Dispongámonos
a escuchar, a ver, a sentir el diálogo que se desarrolla entre dos
mujeres en medio de las cuales fluye una electricidad poderosa y secreta: la
que emana del amor. UNA tiene unos años más que OTRA (comenzó sus estudios en
la universidad cinco años antes) y es más decidida y más enérgica: ya hace
tiempo que ha optado por la escritura y, sobre todo, por la vigorosa decisión
de elegirse libre. OTRA, menos aguerrida, se camufla tras pudores y tras
convencionalismos, que la instalan en un territorio confortable y la exoneran
de culpas (aunque también la alejan de la felicidad). Ahora, ambas se
encuentran de visita en la vieja casa de la poeta Emily Dickinson y curiosean
su universo: los muebles, la calidad de la luz, la disposición de los papeles,
los viejos zapatos. UNA siente en su alma la volcánica presencia del amor, pero
se enfrenta al espíritu refractario o hermético de OTRA, que parece negarse a
entenderlo. Le recita poemas, le recuerda canciones, le refresca cartas… y
finalmente le confiesa (de un modo paulatino) que todo lo ha compuesto para
ella, porque siente “un amor más puro, más alto… y más intenso y más libre”,
como el que sintió la propia Emily Dickinson por su cuñada Susan Gilbert.
Instalado
con ellas en el reducido espacio escénico, el lector va notando la vibración
que esas emociones provocan en las dos mujeres, quienes resucitan la ceremonia
del amor siglo y medio después de una forma gradual, cautelosa, esperanzada.
Las escuchamos, como digo, declamar poemas y entonar canciones, quizá porque el
amor (ese amor que no se atreve a decir su nombre, según lo definió Oscar
Wilde) tiene que hablar con vuelo de música y no le es posible desnudarse sino
con las llamaradas enigmáticas del verso.
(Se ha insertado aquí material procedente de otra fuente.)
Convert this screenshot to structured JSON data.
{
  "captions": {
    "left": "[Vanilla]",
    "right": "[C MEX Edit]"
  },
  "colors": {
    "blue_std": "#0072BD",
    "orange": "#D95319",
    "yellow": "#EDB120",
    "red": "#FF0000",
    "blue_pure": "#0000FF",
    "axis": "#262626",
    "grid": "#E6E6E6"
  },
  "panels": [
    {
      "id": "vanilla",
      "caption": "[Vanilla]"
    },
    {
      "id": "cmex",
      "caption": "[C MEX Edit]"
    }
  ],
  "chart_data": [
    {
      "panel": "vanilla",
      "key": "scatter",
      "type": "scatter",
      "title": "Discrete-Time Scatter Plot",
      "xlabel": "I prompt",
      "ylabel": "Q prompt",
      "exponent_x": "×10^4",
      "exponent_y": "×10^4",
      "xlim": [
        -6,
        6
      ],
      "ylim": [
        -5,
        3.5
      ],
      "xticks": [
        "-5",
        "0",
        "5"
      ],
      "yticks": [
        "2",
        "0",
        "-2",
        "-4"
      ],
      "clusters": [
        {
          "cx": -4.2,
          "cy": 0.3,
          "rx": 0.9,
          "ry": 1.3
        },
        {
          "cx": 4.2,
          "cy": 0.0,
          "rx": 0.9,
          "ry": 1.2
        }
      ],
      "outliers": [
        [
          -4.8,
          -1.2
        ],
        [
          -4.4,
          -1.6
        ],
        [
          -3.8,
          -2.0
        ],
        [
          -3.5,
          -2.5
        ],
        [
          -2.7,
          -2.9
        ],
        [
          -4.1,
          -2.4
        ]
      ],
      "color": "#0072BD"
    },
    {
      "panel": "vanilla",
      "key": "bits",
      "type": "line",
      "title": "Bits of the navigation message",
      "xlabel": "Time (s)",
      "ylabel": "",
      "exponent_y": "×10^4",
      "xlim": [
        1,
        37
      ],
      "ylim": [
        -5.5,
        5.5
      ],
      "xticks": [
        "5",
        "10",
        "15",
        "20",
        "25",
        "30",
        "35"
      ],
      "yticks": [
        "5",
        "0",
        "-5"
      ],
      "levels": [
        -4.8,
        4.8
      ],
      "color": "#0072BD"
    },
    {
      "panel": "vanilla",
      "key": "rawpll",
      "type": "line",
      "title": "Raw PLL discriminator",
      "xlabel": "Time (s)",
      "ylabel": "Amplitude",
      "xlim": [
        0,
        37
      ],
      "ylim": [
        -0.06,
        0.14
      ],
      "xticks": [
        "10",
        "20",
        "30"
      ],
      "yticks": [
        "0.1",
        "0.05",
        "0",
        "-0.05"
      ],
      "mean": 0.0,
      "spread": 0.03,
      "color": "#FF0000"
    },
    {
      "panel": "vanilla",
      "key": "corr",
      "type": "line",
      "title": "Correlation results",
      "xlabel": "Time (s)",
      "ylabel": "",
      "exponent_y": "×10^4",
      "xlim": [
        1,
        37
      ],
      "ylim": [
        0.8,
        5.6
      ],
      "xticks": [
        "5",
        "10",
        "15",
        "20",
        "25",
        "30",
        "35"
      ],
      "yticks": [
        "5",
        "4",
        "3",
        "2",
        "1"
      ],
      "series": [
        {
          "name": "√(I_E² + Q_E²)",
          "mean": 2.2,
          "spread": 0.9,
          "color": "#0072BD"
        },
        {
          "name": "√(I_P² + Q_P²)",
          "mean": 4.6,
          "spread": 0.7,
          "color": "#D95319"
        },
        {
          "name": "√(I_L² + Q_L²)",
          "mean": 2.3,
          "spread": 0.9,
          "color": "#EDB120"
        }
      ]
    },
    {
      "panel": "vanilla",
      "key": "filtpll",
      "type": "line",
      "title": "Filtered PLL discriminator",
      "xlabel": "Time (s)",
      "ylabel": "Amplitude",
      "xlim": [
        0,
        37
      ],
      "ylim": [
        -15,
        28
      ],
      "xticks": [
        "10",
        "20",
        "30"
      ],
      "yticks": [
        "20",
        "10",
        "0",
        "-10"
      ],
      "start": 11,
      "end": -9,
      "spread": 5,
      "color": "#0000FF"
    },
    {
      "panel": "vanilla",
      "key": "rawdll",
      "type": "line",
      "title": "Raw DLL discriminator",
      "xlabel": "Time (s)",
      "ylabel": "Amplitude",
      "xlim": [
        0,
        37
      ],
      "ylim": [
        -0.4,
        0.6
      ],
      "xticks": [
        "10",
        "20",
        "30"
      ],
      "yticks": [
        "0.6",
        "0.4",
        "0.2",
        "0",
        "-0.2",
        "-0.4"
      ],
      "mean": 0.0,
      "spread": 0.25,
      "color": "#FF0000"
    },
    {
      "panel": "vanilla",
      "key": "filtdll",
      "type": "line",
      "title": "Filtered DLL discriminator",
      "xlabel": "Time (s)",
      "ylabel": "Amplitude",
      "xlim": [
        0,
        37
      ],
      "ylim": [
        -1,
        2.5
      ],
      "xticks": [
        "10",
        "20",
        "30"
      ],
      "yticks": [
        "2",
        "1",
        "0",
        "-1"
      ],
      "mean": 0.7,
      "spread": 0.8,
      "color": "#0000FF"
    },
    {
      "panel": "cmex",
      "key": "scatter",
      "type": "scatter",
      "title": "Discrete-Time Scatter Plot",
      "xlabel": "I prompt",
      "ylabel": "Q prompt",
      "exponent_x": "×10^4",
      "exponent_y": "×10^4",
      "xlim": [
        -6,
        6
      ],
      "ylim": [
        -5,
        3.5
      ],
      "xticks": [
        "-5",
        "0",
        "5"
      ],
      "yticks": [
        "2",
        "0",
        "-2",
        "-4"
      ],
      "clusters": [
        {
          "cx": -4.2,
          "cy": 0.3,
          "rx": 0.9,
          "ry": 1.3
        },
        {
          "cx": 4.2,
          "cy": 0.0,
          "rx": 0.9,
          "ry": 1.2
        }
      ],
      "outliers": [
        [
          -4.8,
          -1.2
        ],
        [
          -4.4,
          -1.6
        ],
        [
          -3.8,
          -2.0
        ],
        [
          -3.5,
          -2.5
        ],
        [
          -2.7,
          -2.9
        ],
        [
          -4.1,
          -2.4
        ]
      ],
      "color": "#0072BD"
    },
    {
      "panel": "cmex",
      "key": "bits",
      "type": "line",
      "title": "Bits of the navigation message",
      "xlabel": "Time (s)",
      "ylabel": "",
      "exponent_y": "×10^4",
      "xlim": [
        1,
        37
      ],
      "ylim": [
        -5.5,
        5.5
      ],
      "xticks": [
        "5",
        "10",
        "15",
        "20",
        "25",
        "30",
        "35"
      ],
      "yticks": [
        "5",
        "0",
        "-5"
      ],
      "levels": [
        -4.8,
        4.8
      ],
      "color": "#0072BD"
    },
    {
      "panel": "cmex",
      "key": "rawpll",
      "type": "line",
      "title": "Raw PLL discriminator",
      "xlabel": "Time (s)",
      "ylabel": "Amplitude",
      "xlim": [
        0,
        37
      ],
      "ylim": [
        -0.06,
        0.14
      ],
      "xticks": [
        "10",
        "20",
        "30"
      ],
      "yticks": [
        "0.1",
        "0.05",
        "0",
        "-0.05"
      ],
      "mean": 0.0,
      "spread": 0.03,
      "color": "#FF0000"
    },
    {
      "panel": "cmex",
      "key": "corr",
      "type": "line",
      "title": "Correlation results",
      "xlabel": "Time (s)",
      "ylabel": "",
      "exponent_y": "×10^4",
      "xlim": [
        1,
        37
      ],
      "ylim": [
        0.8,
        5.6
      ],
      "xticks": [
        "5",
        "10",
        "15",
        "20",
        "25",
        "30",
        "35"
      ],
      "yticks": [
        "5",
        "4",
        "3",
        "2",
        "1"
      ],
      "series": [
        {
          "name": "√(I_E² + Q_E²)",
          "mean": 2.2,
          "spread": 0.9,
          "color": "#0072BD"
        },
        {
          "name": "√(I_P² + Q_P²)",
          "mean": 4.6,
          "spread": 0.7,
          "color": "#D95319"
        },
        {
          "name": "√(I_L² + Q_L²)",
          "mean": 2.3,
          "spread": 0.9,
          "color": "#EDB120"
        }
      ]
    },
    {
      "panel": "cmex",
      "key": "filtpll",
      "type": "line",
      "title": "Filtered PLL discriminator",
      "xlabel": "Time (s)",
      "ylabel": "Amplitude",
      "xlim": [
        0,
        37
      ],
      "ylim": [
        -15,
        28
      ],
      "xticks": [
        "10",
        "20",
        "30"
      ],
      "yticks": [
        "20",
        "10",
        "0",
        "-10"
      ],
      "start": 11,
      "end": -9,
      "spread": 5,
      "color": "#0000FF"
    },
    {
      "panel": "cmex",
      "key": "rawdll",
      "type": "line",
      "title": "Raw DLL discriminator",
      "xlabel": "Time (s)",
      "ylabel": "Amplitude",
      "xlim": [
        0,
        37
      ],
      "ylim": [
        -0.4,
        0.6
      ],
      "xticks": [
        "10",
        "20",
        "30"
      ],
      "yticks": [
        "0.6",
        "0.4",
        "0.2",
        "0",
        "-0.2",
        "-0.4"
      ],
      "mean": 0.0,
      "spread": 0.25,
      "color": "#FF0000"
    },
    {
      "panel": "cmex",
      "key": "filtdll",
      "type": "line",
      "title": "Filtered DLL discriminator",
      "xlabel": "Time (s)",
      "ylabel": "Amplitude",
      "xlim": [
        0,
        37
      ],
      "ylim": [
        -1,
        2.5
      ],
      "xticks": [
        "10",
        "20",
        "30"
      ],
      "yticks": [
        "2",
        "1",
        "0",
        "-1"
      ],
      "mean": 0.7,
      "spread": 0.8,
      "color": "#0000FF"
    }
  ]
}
El lector, si es sagaz y permanece en silencio, pronto descubre que esa melodía nació a finales del siglo XIX y que, acunando el corazón de dos mujeres, continúa resonando en el corazón de otras dos, que tal vez son las mismas, porque el secreto, el fuego y el éxtasis siempre son idénticos. Se ama y el amor no se extingue; se desea y el deseo adquiere condición de inmortalidad; se acaricia con los ojos y con las palabras y esa seda no se deteriora con el paso de los años. Todos los fuegos el fuego, como hubiera dicho el argentino Julio Cortázar. Marino González Montero, sensible y poeta, alma y palabras, logra condensar ese arcoíris, ese océano de fragancias, ese cosmos de dulzura, en unas páginas sin duda memorables, que piden a gritos ser escuchadas desde el escenario.